One detail worth understanding: HelloRetryRequest. If the client doesn't send the right key share upfront, the server fires back a HelloRetryRequest asking it to retry with the correct group. That's an extra round-trip. Cloudflare's default behaviour ("supported" mode) uses this approach. It works but adds latency. Setting Cloudflare to "preferred" mode via the API makes it send the ML-KEM key share in the first ClientHello, skipping that round-trip. Worth doing if you're tuning for performance.

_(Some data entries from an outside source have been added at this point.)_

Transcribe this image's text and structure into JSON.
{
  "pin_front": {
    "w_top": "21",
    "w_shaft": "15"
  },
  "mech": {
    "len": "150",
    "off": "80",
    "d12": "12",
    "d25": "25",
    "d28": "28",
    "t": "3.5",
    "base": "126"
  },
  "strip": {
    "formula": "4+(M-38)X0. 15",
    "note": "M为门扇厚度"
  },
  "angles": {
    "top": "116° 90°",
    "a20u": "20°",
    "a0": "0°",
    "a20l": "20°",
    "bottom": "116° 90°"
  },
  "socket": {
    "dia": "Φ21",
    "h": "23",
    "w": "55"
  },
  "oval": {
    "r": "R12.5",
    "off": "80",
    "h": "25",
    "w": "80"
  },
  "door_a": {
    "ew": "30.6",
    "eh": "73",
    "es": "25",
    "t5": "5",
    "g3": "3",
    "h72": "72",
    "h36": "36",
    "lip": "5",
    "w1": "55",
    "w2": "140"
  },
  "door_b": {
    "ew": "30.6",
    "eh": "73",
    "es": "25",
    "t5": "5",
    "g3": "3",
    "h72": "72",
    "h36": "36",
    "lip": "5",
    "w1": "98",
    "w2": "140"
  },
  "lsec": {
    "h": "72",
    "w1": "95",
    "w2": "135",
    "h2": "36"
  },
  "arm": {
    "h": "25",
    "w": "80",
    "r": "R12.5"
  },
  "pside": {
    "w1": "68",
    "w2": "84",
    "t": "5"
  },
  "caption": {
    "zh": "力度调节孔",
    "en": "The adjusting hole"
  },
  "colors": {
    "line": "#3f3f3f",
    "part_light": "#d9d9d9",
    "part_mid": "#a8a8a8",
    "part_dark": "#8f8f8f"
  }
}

Why X25519MLKEM768 Runs Both Algorithms Together

When you see X25519MLKEM768 in a TLS negotiation, that's a hybrid group identifier. It's ML-KEM-768 and the classical X25519 running simultaneously in the same handshake. The approach is deliberate. ML-KEM is new. It went through eight years of global scrutiny and came out clean, but it doesn't have the decades of real-world deployment that X25519 has. Running both means an attacker has to break both simultaneously to compromise the session. If ML-KEM has an unexpected weakness, X25519 still holds. If a quantum computer eventually breaks X25519, ML-KEM still holds.

TLS 1.3 is non-negotiable

ML-KEM uses the key_share extension that only exists in TLS 1.3. If any part of your stack has TLS 1.2 as a minimum (a Cloudflare zone setting, an F5 profile, a load balancer), ML-KEM can't negotiate. It doesn't fall back gracefully. It just won't happen. Check your minimum TLS versions before anything else.

Certificates are fine for now

The server certificate still uses RSA or ECDSA and that's not a problem today. Certificates prove identity, not confidentiality, and they're short-lived (90 days typically). They aren't worth harvesting for future decryption. Post-quantum certificates using ML-DSA are coming but they're a separate migration, not urgent yet.